Lo stratega di Rignano, allora capo del governo, andò in aiuto all’amministrazione milanese con un progetto atto a rendere appetibile l’acquisto della vasta area invenduta: forniva un’idea e un finanziamento pubblico di 1,5 miliardi di euro per realizzare una mega speculazione edilizia dove la Fondazione di ricerca e tecnologia era il polo di attrazione per imprese di statura mondiale (Glaxo, Bayer, Bosch, …) che avrebbero dovuto trasformare un deserto in un giardino fiorito della ricerca mondiale in 10 anni. Il progetto di ricerca fu bocciato sia dal mondo della ricerca che dalle università di Milano (Bocconi, Bicocca) perché Renzi aveva posto la fondazione HP sotto la direzione dell’Iit diretta da Cingolani (due fondazioni private, finanziate con denaro pubblico, la Iti dipende dal ministero dell’Economia - la HT dipende dalla Iit) inoltre dovette ridurre notevolmente i finanziamenti che verranno redistribuiti alla ricerca di base.
Nel comitato di sorveglianza della Fondazione HT fanno parte: il ministro dell’Università e Ricerca Maria Cristina Messa, ex rettrice dell’Università la Bicocca di Milano; Marcella Pannucci capo del gabinetto del ministro Renato Brunetta alla Funzione Pubblica, ex direttrice generale di Confindustria e Daniele Franco ministro dell’Economia, ex direttore di Banca d’Italia. Questo è lo staff tecnico/ministeriale che dovrebbe traghettare l’Italia nel futuro. Questi personaggi, con tutti i loro titoli accademici e referenze non rappresentano la risposta alle serie problematiche e alle sfide che questo Paese si appresta ad affrontare. È il momento di lasciare spazio a persone che ristabiliscano gli equilibri naturali del vivere civile, che siano fonte di ispirazione per le giovani generazioni, che abbiano una immaginazione creativa che possa essere una guida per ridefinire il progresso.
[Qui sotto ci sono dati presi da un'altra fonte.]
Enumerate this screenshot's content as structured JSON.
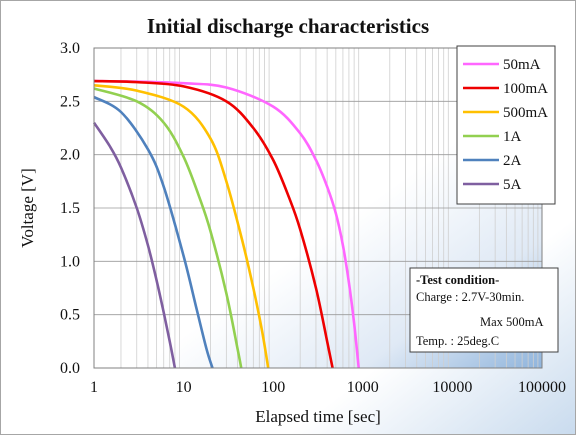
{
  "chart_data": {
    "type": "line",
    "title": "Initial discharge characteristics",
    "xlabel": "Elapsed time [sec]",
    "ylabel": "Voltage [V]",
    "x_scale": "log",
    "xlim": [
      1,
      100000
    ],
    "ylim": [
      0,
      3.0
    ],
    "x_ticks": [
      "1",
      "10",
      "100",
      "1000",
      "10000",
      "100000"
    ],
    "y_ticks": [
      "0.0",
      "0.5",
      "1.0",
      "1.5",
      "2.0",
      "2.5",
      "3.0"
    ],
    "grid": {
      "horizontal": true,
      "vertical_minor": true
    },
    "legend_position": "top-right",
    "series": [
      {
        "name": "50mA",
        "color": "#ff66ff",
        "x": [
          1,
          3,
          10,
          30,
          100,
          200,
          300,
          400,
          500,
          600,
          700,
          800,
          900
        ],
        "y": [
          2.69,
          2.685,
          2.67,
          2.63,
          2.45,
          2.2,
          1.95,
          1.7,
          1.45,
          1.15,
          0.8,
          0.42,
          0.0
        ]
      },
      {
        "name": "100mA",
        "color": "#ee0000",
        "x": [
          1,
          3,
          10,
          30,
          60,
          100,
          150,
          200,
          300,
          400,
          460
        ],
        "y": [
          2.69,
          2.68,
          2.64,
          2.5,
          2.25,
          1.95,
          1.6,
          1.3,
          0.75,
          0.25,
          0.0
        ]
      },
      {
        "name": "500mA",
        "color": "#ffc000",
        "x": [
          1,
          3,
          10,
          20,
          30,
          45,
          60,
          75,
          88
        ],
        "y": [
          2.65,
          2.6,
          2.45,
          2.15,
          1.75,
          1.2,
          0.75,
          0.35,
          0.0
        ]
      },
      {
        "name": "1A",
        "color": "#92d050",
        "x": [
          1,
          3,
          6,
          10,
          15,
          20,
          30,
          40,
          44
        ],
        "y": [
          2.62,
          2.5,
          2.3,
          1.98,
          1.6,
          1.28,
          0.7,
          0.18,
          0.0
        ]
      },
      {
        "name": "2A",
        "color": "#4f81bd",
        "x": [
          1,
          2,
          4,
          6,
          10,
          14,
          18,
          21
        ],
        "y": [
          2.54,
          2.4,
          2.05,
          1.7,
          1.05,
          0.55,
          0.18,
          0.0
        ]
      },
      {
        "name": "5A",
        "color": "#7f5fa0",
        "x": [
          1,
          1.5,
          2,
          3,
          4,
          5,
          6,
          7,
          8
        ],
        "y": [
          2.3,
          2.08,
          1.88,
          1.5,
          1.15,
          0.82,
          0.52,
          0.25,
          0.0
        ]
      }
    ],
    "annotation": {
      "heading": "-Test condition-",
      "lines": [
        "Charge : 2.7V-30min.",
        "Max 500mA",
        "Temp. : 25deg.C"
      ]
    }
  }
}
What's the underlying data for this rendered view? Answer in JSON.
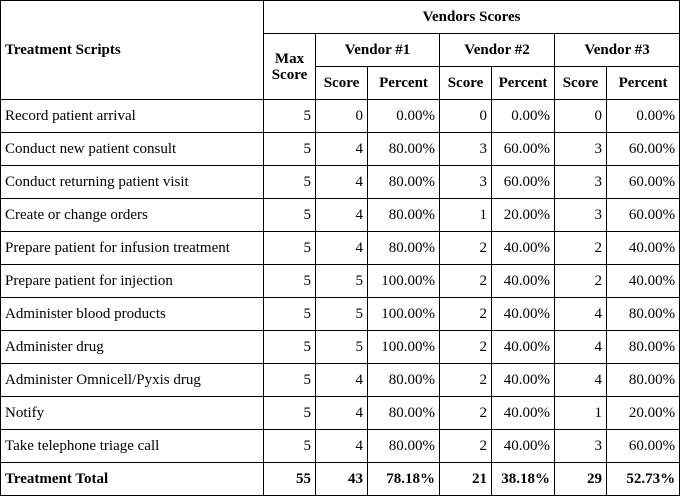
{
  "header": {
    "treatment_scripts": "Treatment Scripts",
    "vendors_scores": "Vendors Scores",
    "max_score_line1": "Max",
    "max_score_line2": "Score",
    "vendors": [
      "Vendor #1",
      "Vendor #2",
      "Vendor #3"
    ],
    "score_label": "Score",
    "percent_label": "Percent"
  },
  "rows": [
    {
      "name": "Record patient arrival",
      "max": "5",
      "v1": {
        "score": "0",
        "pct": "0.00%"
      },
      "v2": {
        "score": "0",
        "pct": "0.00%"
      },
      "v3": {
        "score": "0",
        "pct": "0.00%"
      }
    },
    {
      "name": "Conduct new patient consult",
      "max": "5",
      "v1": {
        "score": "4",
        "pct": "80.00%"
      },
      "v2": {
        "score": "3",
        "pct": "60.00%"
      },
      "v3": {
        "score": "3",
        "pct": "60.00%"
      }
    },
    {
      "name": "Conduct returning patient visit",
      "max": "5",
      "v1": {
        "score": "4",
        "pct": "80.00%"
      },
      "v2": {
        "score": "3",
        "pct": "60.00%"
      },
      "v3": {
        "score": "3",
        "pct": "60.00%"
      }
    },
    {
      "name": "Create or change orders",
      "max": "5",
      "v1": {
        "score": "4",
        "pct": "80.00%"
      },
      "v2": {
        "score": "1",
        "pct": "20.00%"
      },
      "v3": {
        "score": "3",
        "pct": "60.00%"
      }
    },
    {
      "name": "Prepare patient for infusion treatment",
      "max": "5",
      "v1": {
        "score": "4",
        "pct": "80.00%"
      },
      "v2": {
        "score": "2",
        "pct": "40.00%"
      },
      "v3": {
        "score": "2",
        "pct": "40.00%"
      }
    },
    {
      "name": "Prepare patient for injection",
      "max": "5",
      "v1": {
        "score": "5",
        "pct": "100.00%"
      },
      "v2": {
        "score": "2",
        "pct": "40.00%"
      },
      "v3": {
        "score": "2",
        "pct": "40.00%"
      }
    },
    {
      "name": "Administer blood products",
      "max": "5",
      "v1": {
        "score": "5",
        "pct": "100.00%"
      },
      "v2": {
        "score": "2",
        "pct": "40.00%"
      },
      "v3": {
        "score": "4",
        "pct": "80.00%"
      }
    },
    {
      "name": "Administer drug",
      "max": "5",
      "v1": {
        "score": "5",
        "pct": "100.00%"
      },
      "v2": {
        "score": "2",
        "pct": "40.00%"
      },
      "v3": {
        "score": "4",
        "pct": "80.00%"
      }
    },
    {
      "name": "Administer Omnicell/Pyxis drug",
      "max": "5",
      "v1": {
        "score": "4",
        "pct": "80.00%"
      },
      "v2": {
        "score": "2",
        "pct": "40.00%"
      },
      "v3": {
        "score": "4",
        "pct": "80.00%"
      }
    },
    {
      "name": "Notify",
      "max": "5",
      "v1": {
        "score": "4",
        "pct": "80.00%"
      },
      "v2": {
        "score": "2",
        "pct": "40.00%"
      },
      "v3": {
        "score": "1",
        "pct": "20.00%"
      }
    },
    {
      "name": "Take telephone triage call",
      "max": "5",
      "v1": {
        "score": "4",
        "pct": "80.00%"
      },
      "v2": {
        "score": "2",
        "pct": "40.00%"
      },
      "v3": {
        "score": "3",
        "pct": "60.00%"
      }
    }
  ],
  "total": {
    "name": "Treatment Total",
    "max": "55",
    "v1": {
      "score": "43",
      "pct": "78.18%"
    },
    "v2": {
      "score": "21",
      "pct": "38.18%"
    },
    "v3": {
      "score": "29",
      "pct": "52.73%"
    }
  }
}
Le varie componenti del Paese sono sbilanciate perché il modo di intendere l’economia e la politica sono ormai superati, sono divenute cause di divisione, di gravi sperequazioni, producono ingenti danni all’ecosistema, e tutto questo ha generato impoverimento, gravi danni alla salute, involuzione culturale e tensioni sociali.
Affinché nasca il nuovo, il vecchio deve essere abbandonato: purtroppo nel caso specifico il vecchio ha preso il sopravvento con un golpe bianco.